Free Tuition for Entire First Class at New Medical School

Marcia Frellick

July 23, 2018

All 30 medical students in the inaugural class of the University of Houston's new College of Medicine will receive free tuition when the school opens in the fall of 2020, thanks to an anonymous $3 million gift, the university has announced.

Stephen Spann, MD, MBA, founding dean of the school's College of Medicine, told Medscape Medical News that preference for admittance will be given to students who want to practice in primary care and those who intend to practice in Texas.

"Our goal is to have at least 50% of our graduates choose to practice in primary care specialties," he said. "There's a significant shortage, and we want to fill that gap where there's the most need. Nationally, only about 20% of US medical school graduates enter primary care, and the state of Texas ranks 47th out of 50 states in primary care physician-to-population ratio."

He pointed out that in large portions of Houston and across Texas, "health disparities are similar to those found in developing nations."

Class Should Reflect Area's Population, Dean Says

Spann said the school has also set a goal of graduating physicians who better represent the surrounding population.

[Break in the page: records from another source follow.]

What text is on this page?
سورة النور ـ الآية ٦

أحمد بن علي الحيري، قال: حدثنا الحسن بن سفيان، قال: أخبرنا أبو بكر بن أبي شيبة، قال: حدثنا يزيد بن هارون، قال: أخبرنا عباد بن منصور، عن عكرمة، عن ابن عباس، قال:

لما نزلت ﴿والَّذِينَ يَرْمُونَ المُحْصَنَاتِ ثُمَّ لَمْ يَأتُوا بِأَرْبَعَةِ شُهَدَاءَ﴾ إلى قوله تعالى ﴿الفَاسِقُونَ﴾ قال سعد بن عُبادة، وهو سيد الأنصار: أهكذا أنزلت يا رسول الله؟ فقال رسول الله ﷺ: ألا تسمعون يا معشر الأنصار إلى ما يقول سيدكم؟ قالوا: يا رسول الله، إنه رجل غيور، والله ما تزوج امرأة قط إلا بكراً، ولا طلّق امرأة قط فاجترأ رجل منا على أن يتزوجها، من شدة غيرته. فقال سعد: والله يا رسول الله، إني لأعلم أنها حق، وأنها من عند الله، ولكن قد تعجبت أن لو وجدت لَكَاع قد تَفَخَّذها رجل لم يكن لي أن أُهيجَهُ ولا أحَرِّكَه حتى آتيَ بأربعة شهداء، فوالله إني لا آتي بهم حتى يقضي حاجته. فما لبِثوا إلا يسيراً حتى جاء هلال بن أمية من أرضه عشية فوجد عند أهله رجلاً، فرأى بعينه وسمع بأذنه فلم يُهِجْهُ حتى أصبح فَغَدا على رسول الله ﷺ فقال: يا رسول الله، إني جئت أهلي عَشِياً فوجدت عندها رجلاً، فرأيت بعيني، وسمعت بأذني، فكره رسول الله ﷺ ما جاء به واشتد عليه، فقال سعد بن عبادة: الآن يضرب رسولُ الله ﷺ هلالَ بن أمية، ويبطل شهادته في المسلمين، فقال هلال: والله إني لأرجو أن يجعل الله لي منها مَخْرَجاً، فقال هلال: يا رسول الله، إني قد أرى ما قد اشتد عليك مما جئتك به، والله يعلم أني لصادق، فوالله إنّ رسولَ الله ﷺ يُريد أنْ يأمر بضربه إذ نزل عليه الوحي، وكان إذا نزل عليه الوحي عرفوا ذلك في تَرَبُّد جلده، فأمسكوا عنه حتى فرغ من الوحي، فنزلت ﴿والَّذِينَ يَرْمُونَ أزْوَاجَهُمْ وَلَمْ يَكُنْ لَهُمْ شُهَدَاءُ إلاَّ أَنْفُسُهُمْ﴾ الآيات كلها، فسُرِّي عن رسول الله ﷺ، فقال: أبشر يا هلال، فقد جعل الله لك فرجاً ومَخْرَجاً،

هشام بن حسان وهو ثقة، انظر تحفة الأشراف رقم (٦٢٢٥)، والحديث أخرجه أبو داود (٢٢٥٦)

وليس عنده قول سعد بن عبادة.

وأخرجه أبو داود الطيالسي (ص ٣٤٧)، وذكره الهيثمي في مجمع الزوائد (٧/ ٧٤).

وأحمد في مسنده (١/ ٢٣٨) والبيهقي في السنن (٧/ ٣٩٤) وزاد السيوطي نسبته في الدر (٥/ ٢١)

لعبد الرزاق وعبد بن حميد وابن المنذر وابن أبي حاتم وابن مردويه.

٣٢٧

"There's an imbalance between the ethnic cultural composition of our population and that of our physician workforce," he said. "For example, in Texas, about 40% of our population is Hispanic, but only 10% of our doctors are. African Americans make up 12% of our population, but only 6% of our doctors are.

"We need to get a better balance, and for that reason we aspire that 50% of our graduates will come from those underrepresented minorities in medicine," Spann noted.

Ana Maria Lopez, MD, MPH, president of the American College of Physicians, told Medscape Medical News that the gift addresses one barrier for students in choosing primary care — rising debt.

"While the demand for primary care physicians continues to increase, interest by US medical school graduates in pursuing careers in primary care is steadily declining," she noted.

"This generous donation to a medical school aiming for at least 50% of graduates to specialize in primary care is a helpful step towards the goal of achieving a robust primary care physician workforce," Lopez said.

The latest Medscape Residents Salary and Debt Report shows that more than a quarter of residents (27%) report they have between $200,000 and $300,000 in medical school debt; 18% have more than $300,000.

The gift will open doors for students and have benefits beyond medicine, Renu Khator, University of Houston president, said in a statement. "Student debt is the number one deterrent for students when applying to medical school. This generous gift will allow such students an opportunity to attend and ultimately lead the future medical workforce.

"As a result, the UH College of Medicine will increase access to primary care, enhance quality of life, and strengthen Houston as a business destination," Khator said.

Gift Saves Each Student $100,000

Spann said tuition will be similar to other state-supported medical schools in the region and will be about $25,000 a year, which means the gift will save each student about $100,000.

Students may apply to the university's College of Medicine in fall 2019, pending approval by the Texas Higher Education Coordinating Board and accreditation by the Liaison Committee on Medical Education (LCME).

Donna Waechter, PhD, assistant secretary and senior director of surveys and team training for LCME, noted the benefit of students graduating with less debt. She told Medscape Medical News that the gift is not a first.

"There have been other medical schools that have provided a tuition-free first year to their inaugural class, due to a philanthropic donation," she said.